No one who watches Baker is left in any doubt about his relentless on-field aggression, hardness and relish for the physical contest, qualities he's not alone in fearing might be becoming less central to the game he loves most.

"With the rule changes, in the last couple of weeks, I've seen some blokes a bit hesitant to go fully at it because they're worried about giving away a free kick," he said. "It's disappointing that a bit of the hardness aspect's gone out of it. I know the rules are there to protect and prevent injuries and stuff, but I personally think it is sad, and it's turned the game a little bit too soft."

Not that Baker fears becoming obsolete. While firmly locked first and foremost on shutting down his opponent, he's also conscious of the need to generate some drive of his own, of which he did plenty against the Demons a fortnight ago, with 17 disposals and two goals.

"I still think there's a spot in the game for a tagger, and always will be, but guys like (Sydney's) Brett Kirk have added another string to their bow with their run, and now it's turned around and they're getting tagged," he said. "I don't think I'll ever have to worry about getting tagged, but maybe I might be able to get a little bit more dangerous, maybe even kick three goals. I've never kicked more than two in a game … I think if I kicked three, I'd be doing cartwheels."

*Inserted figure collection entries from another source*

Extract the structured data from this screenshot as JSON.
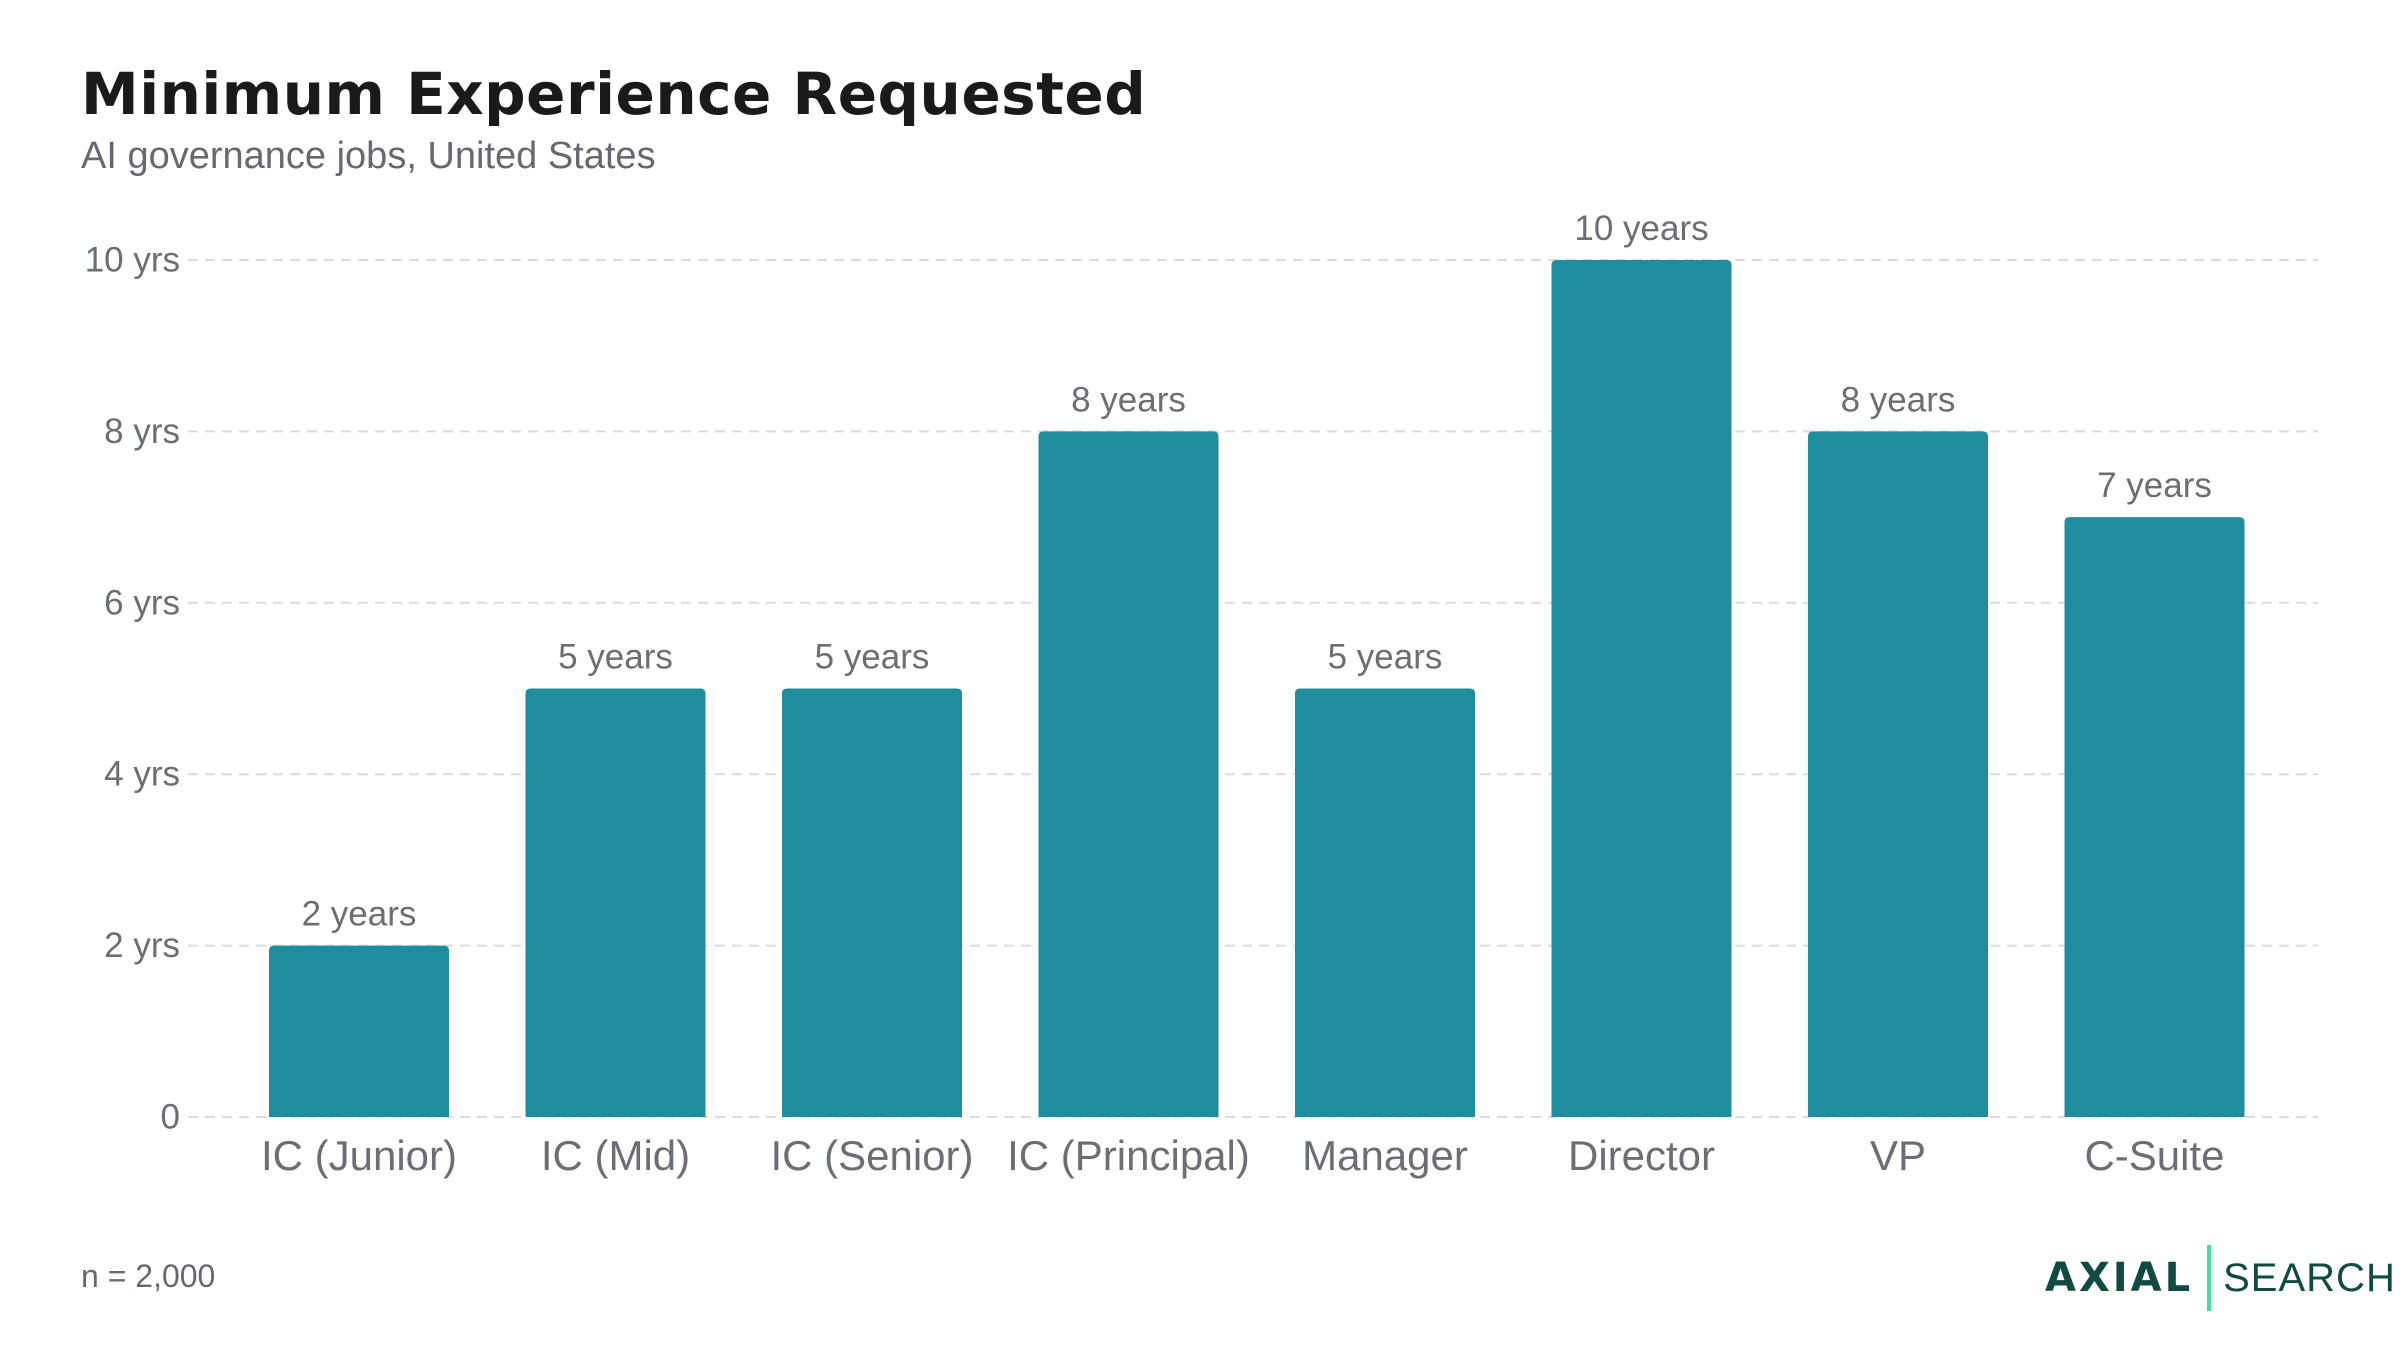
{
  "header": {
    "title": "Minimum Experience Requested",
    "subtitle": "AI governance jobs, United States"
  },
  "footer": {
    "note": "n = 2,000",
    "logo_left": "AXIAL",
    "logo_right": "SEARCH"
  },
  "colors": {
    "bar": "#1e8d9e",
    "grid": "#dcdcdc",
    "axis_text": "#6b6e73",
    "label_text": "#6b6e73",
    "logo_text": "#114a40",
    "logo_accent": "#3ee0a6"
  },
  "chart_data": {
    "type": "bar",
    "title": "Minimum Experience Requested",
    "subtitle": "AI governance jobs, United States",
    "categories": [
      "IC (Junior)",
      "IC (Mid)",
      "IC (Senior)",
      "IC (Principal)",
      "Manager",
      "Director",
      "VP",
      "C-Suite"
    ],
    "values": [
      2,
      5,
      5,
      8,
      5,
      10,
      8,
      7
    ],
    "data_labels": [
      "2 years",
      "5 years",
      "5 years",
      "8 years",
      "5 years",
      "10 years",
      "8 years",
      "7 years"
    ],
    "xlabel": "",
    "ylabel": "",
    "ylim": [
      0,
      10
    ],
    "yticks": [
      0,
      2,
      4,
      6,
      8,
      10
    ],
    "ytick_labels": [
      "0",
      "2 yrs",
      "4 yrs",
      "6 yrs",
      "8 yrs",
      "10 yrs"
    ],
    "grid": true,
    "legend": false
  }
}
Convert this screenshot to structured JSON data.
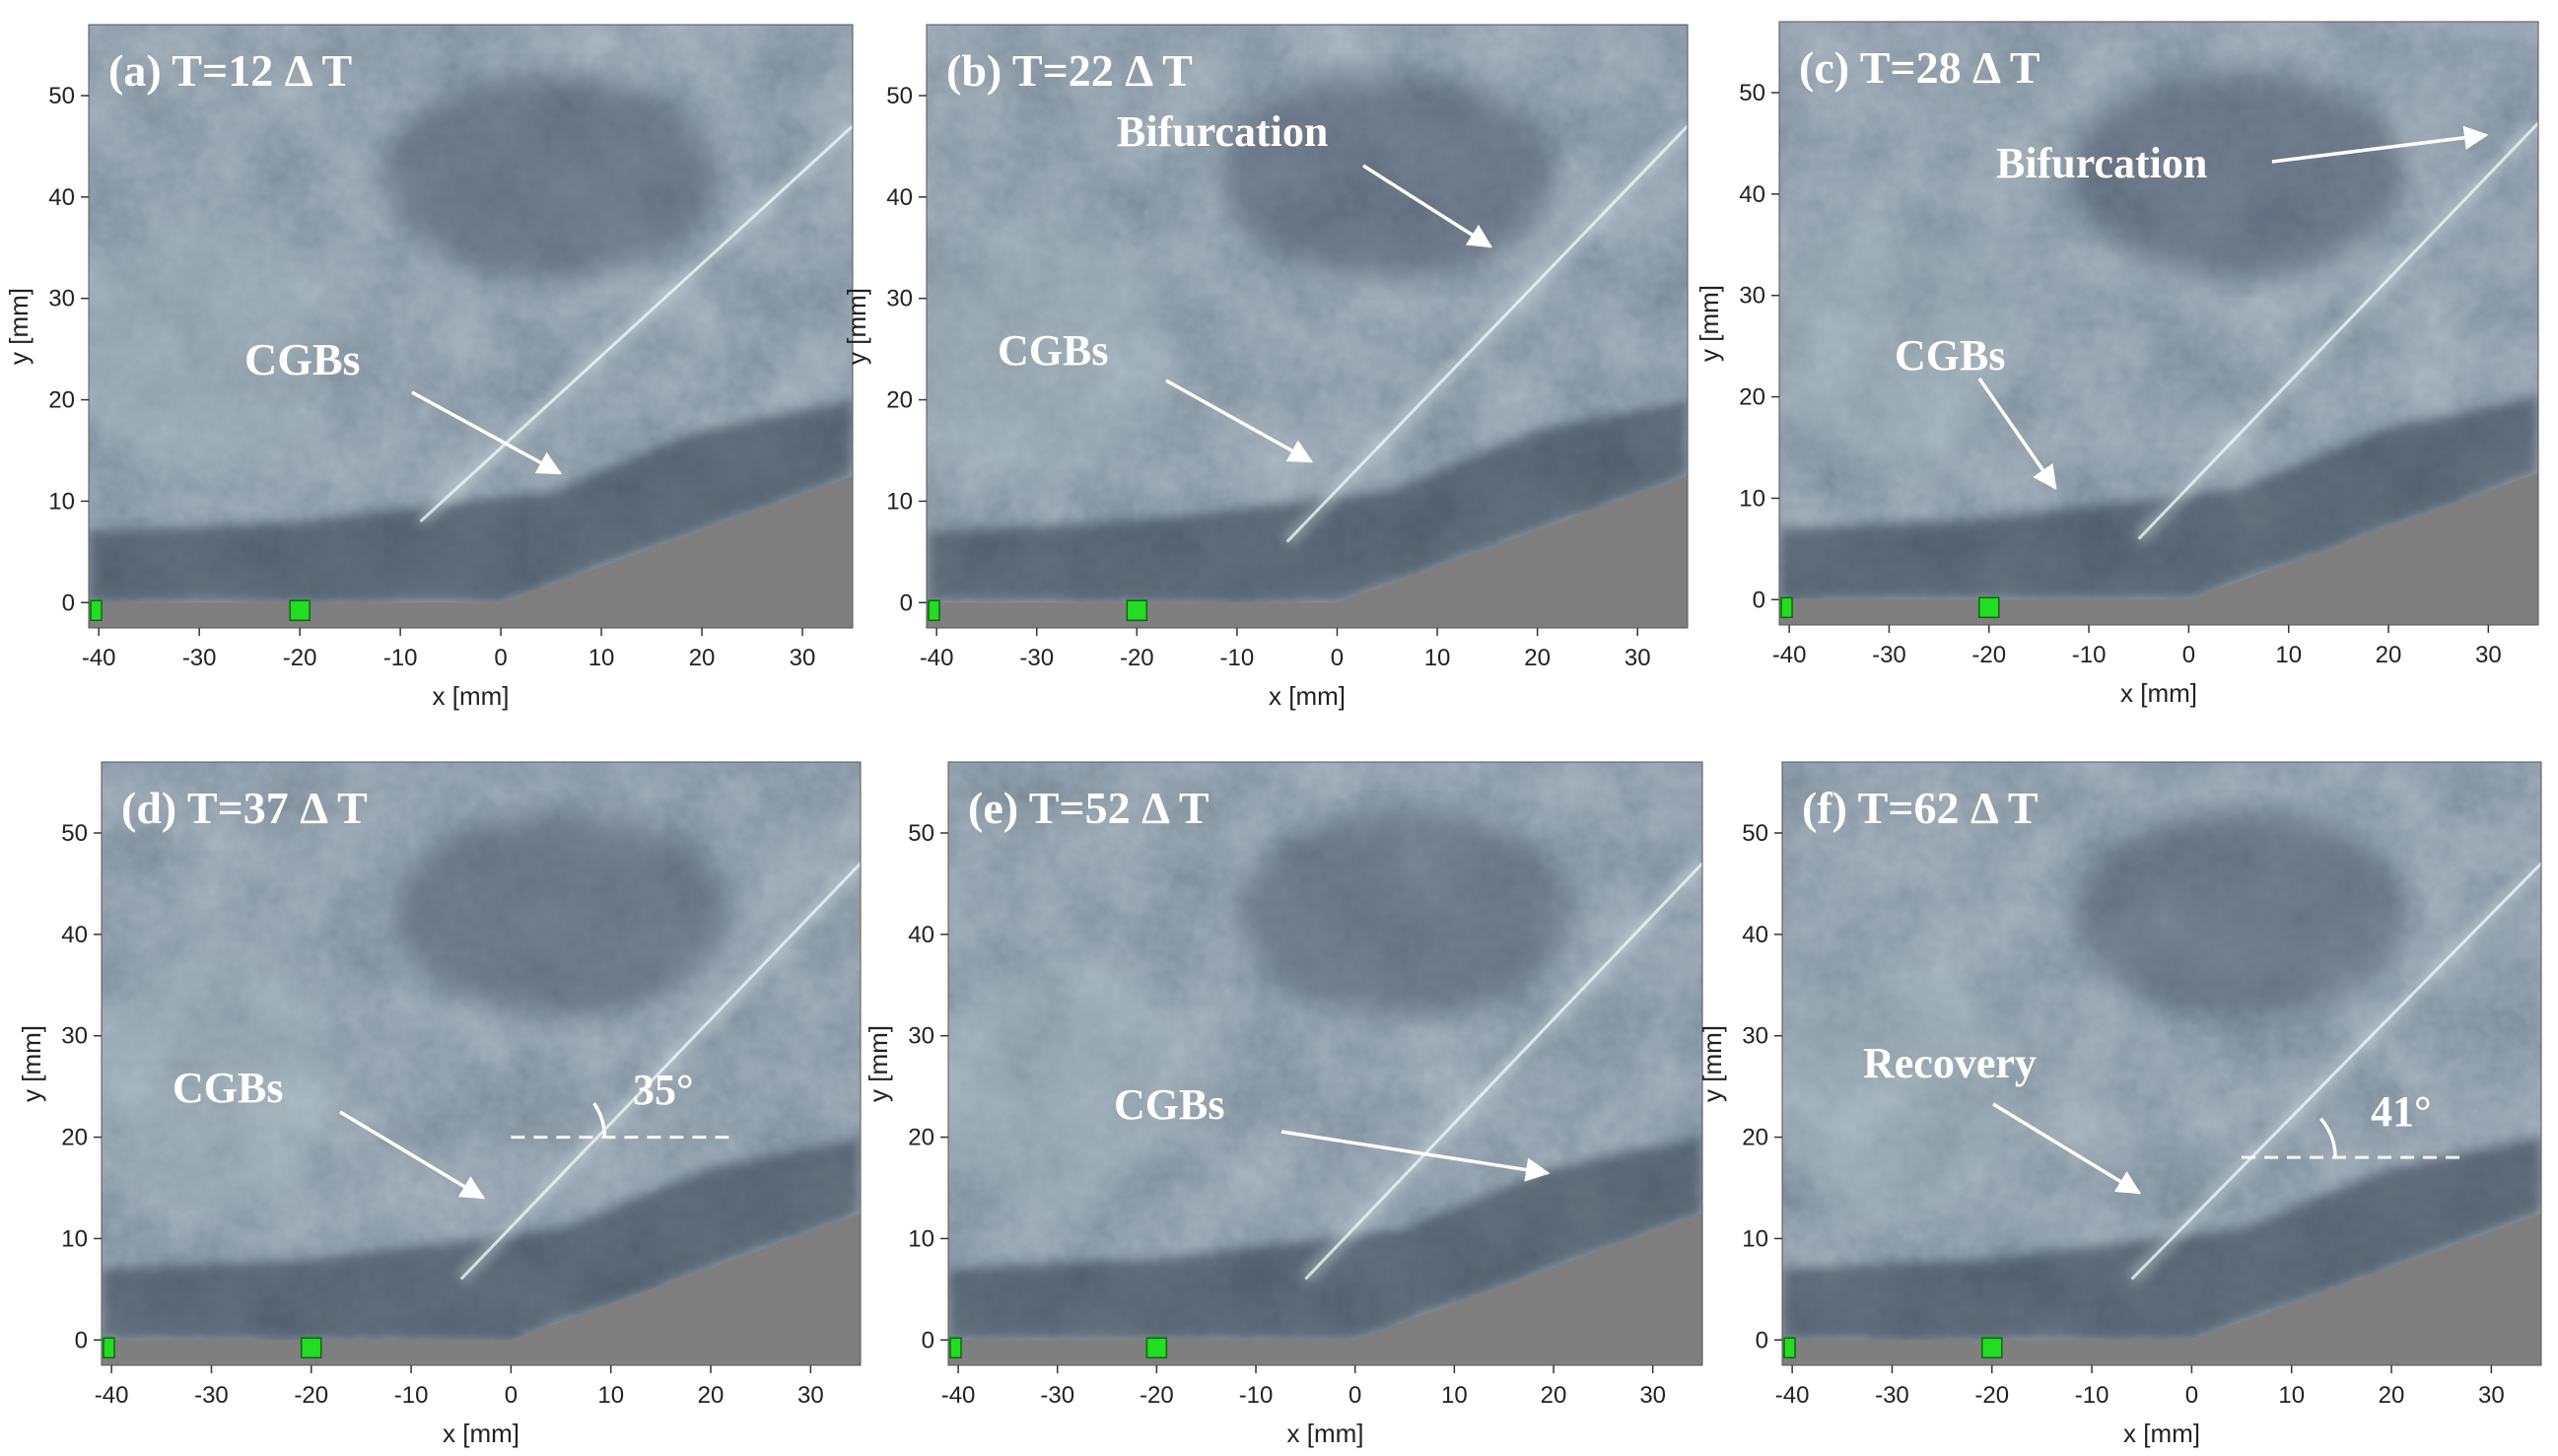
{
  "figure": {
    "x_ticks": [
      "-40",
      "-30",
      "-20",
      "-10",
      "0",
      "10",
      "20",
      "30"
    ],
    "y_ticks": [
      "0",
      "10",
      "20",
      "30",
      "40",
      "50"
    ],
    "xlabel": "x [mm]",
    "ylabel": "y [mm]",
    "colors": {
      "background_field": "#6f8090",
      "dark_field": "#3c4a5c",
      "light_field": "#a8bcc2",
      "wall": "#7f7f7f",
      "marker": "#22dd22",
      "annotation": "#ffffff"
    },
    "panels": [
      {
        "id": "a",
        "label": "(a) T=12 Δ T",
        "annotations": [
          {
            "text": "CGBs"
          }
        ]
      },
      {
        "id": "b",
        "label": "(b) T=22 Δ T",
        "annotations": [
          {
            "text": "Bifurcation"
          },
          {
            "text": "CGBs"
          }
        ]
      },
      {
        "id": "c",
        "label": "(c) T=28 Δ T",
        "annotations": [
          {
            "text": "Bifurcation"
          },
          {
            "text": "CGBs"
          }
        ]
      },
      {
        "id": "d",
        "label": "(d) T=37 Δ T",
        "annotations": [
          {
            "text": "CGBs"
          },
          {
            "text": "35°"
          }
        ]
      },
      {
        "id": "e",
        "label": "(e) T=52 Δ T",
        "annotations": [
          {
            "text": "CGBs"
          }
        ]
      },
      {
        "id": "f",
        "label": "(f) T=62 Δ T",
        "annotations": [
          {
            "text": "Recovery"
          },
          {
            "text": "41°"
          }
        ]
      }
    ]
  }
}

All that running and toil keeping up with and blanketing the AFL's finest midfielders takes a toll, though.

Baker is regularly physically ill during games, sometimes discreetly, sometimes not so, like against the Demons, when he nearly threw up on his new coach, Ross Lyon.

"It was three-quarter time," he explained. "He (Lyon) was talking to us, and I was at the front of the group, and I thought: 'Christ, I'm going to spew on his feet here if I don't get out the back.' So I moved away and started heaving. All the trainers started crowding around to block it from the crowd because it was a pretty awful sight. I had about five or six power spews. Reckon I lost about two litres.

"Some of the things they feed you these days … they put a lot of electrolytes and hydrolytes and 'whateverlytes' into you, and I just reckon some of it doesn't agree with my guts."

Obviously not. But, typically, Baker can still have a laugh about it. It's no great surprise he's a favourite of St Kilda fans, though he still reckons it comes as "a bit of a shock" when he attends supporter functions and people recognise him.

It's different in Barongarook, of course. Back there, you've only got to hear the cries of pain from the thwack of grapefruit on flesh to know there's another Baker backyard cricket match going on, and that Steven, as usual, is right in the thick of the action.